The Rainforest algorithm is constantly evaluating and learning from collected behavior and results. Rainforest recruits at least 3 testers for every test. Each tester’s actions—such as mouse activity, time spent on each step, or correct site navigation—are all monitored by our system and compared to one another to ensure consistency.
How are Acceptance and Rejections determined?
Based on our algorithm and overall evaluation of a result, we will either Accept or Reject the test results of each tester. Accepted and Rejected results are not the same as the "Pass" or "Fail" results for test steps. Instead, this is the means by which we determine our confidence in the accuracy of the submitted result.
- Results determined to be correct are Accepted and are taken into account when reporting the final state of the test (Pass/Fail).
- Results that cannot be passed with confidence are Rejected. These results are not taken into account in the final (Pass/Fail) determination, but the result and reason for rejection are still displayed for you to evaluate.
Why do some tests have more than 3 assigned testers?
If a result is rejected, we may recruit additional testers until we have a consensus on whether the test has passed or failed. Although it is not typical, tests can sometimes recruit up to 12 testers.
Update to our Algorithm
Our current algorithm: Simple Vote Multi-Fail (SVMF)
- Our current algorithm looks for 2 matching results (consensus) or seeks out 3 conflicting failures.
- 2 matching results, either 2 passes or 2 failures, is translates as a "consensus" result. When two testers successfully execute a step in a browser and answer with a 'yes', this step is deemed as having "passed". If 2 testers fail the same step by answering 'no' , that step and the test as a whole in that browser will be judged as having "not passed".
- For 3 conflicting failures, if 3 testers fail a test at 3 different steps, then the test result is deemed to not have passed. If this were Simple Vote, the system would wait until 2 matching results came up, which typically translates into longer run times.
Our previous algorithm: Simple Vote
- The algorithm looks for 2 matching results, a consensus within a step, from testers and declares the result of the test. For example, if two testers pass a step, then the result of the test is “pass” provided all steps pass. If two testers fail step, then the step considered a “fail” and will lead to the test failing.

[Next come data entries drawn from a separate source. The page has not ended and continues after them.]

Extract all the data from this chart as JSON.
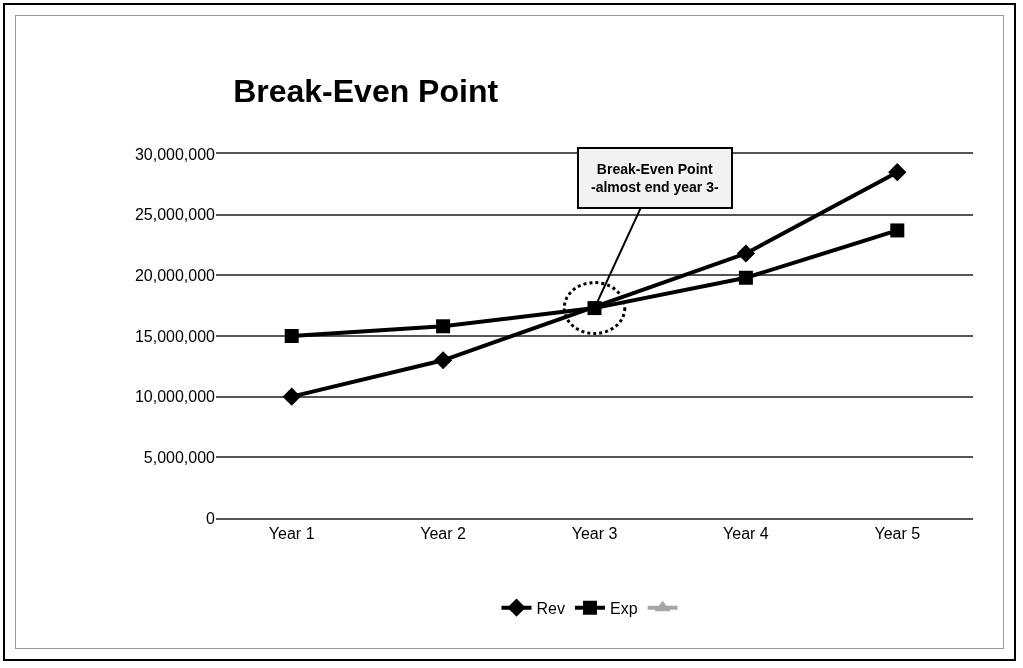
{
  "chart_data": {
    "type": "line",
    "title": "Break-Even Point",
    "categories": [
      "Year 1",
      "Year 2",
      "Year 3",
      "Year 4",
      "Year 5"
    ],
    "series": [
      {
        "name": "Rev",
        "color": "#000000",
        "marker": "diamond",
        "values": [
          10000000,
          13000000,
          null,
          21800000,
          28500000
        ]
      },
      {
        "name": "Exp",
        "color": "#000000",
        "marker": "square",
        "values": [
          15000000,
          15800000,
          17300000,
          19800000,
          23700000
        ]
      },
      {
        "color": "#a6a6a6",
        "marker": "triangle",
        "values": [
          null,
          null,
          null,
          null,
          null
        ]
      }
    ],
    "ylim": [
      0,
      30000000
    ],
    "yticks": [
      {
        "value": 0,
        "label": "0"
      },
      {
        "value": 5000000,
        "label": "5,000,000"
      },
      {
        "value": 10000000,
        "label": "10,000,000"
      },
      {
        "value": 15000000,
        "label": "15,000,000"
      },
      {
        "value": 20000000,
        "label": "20,000,000"
      },
      {
        "value": 25000000,
        "label": "25,000,000"
      },
      {
        "value": 30000000,
        "label": "30,000,000"
      }
    ],
    "grid": "y",
    "legend": "bottom",
    "line_style": "solid",
    "annotations": [
      {
        "text": "Break-Even Point\n-almost end year 3-",
        "x": "Year 3",
        "y": 17300000
      }
    ]
  }
}
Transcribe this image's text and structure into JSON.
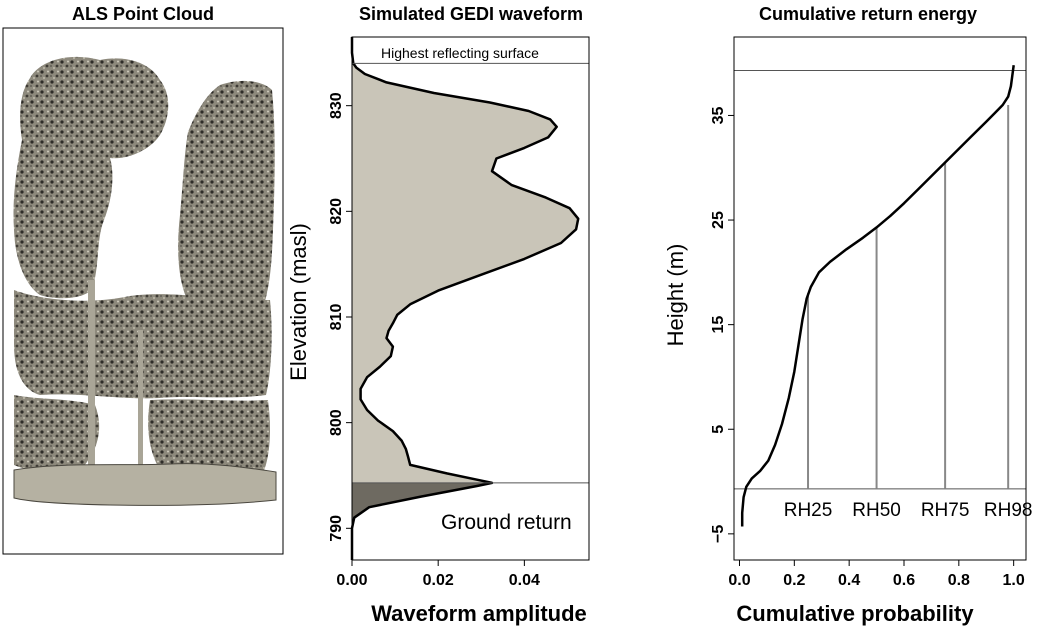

What changes can I expect?
- There are new UI elements in the results section. Specifically, the test results page will show multiple "X"s on a test that failed at multiple steps. This will indicate where testers failed a test which leads to the overall failure.
- Since there is less need to recruit more testers in a given test, tabular variables will be less likely to be exhausted during a run, preventing unnecessary failures.
Why are some results rejected?
This is a common question, and you may notice some tester that completed the test had their results rejected. Results may be rejected for the following reasons:
- The tester’s results do not agree with the other testers (includes Simple Vote and SVMF).
- (Only for accounts set to ‘Paranoid’ mode) If a single tester has reported a failure, all passing results will automatically be rejected.
- The tester completed the test too quickly for us to be confident in the result.
- The tester did not navigate to the URL defined in the test steps.
- A Rainforest admin rejected the tester’s results after reviewing their work.
- The tester failed to perform the expected actions (clicks, scrolls, mouse movements, etc) over several steps.
- The tester failed a built-in quality control test.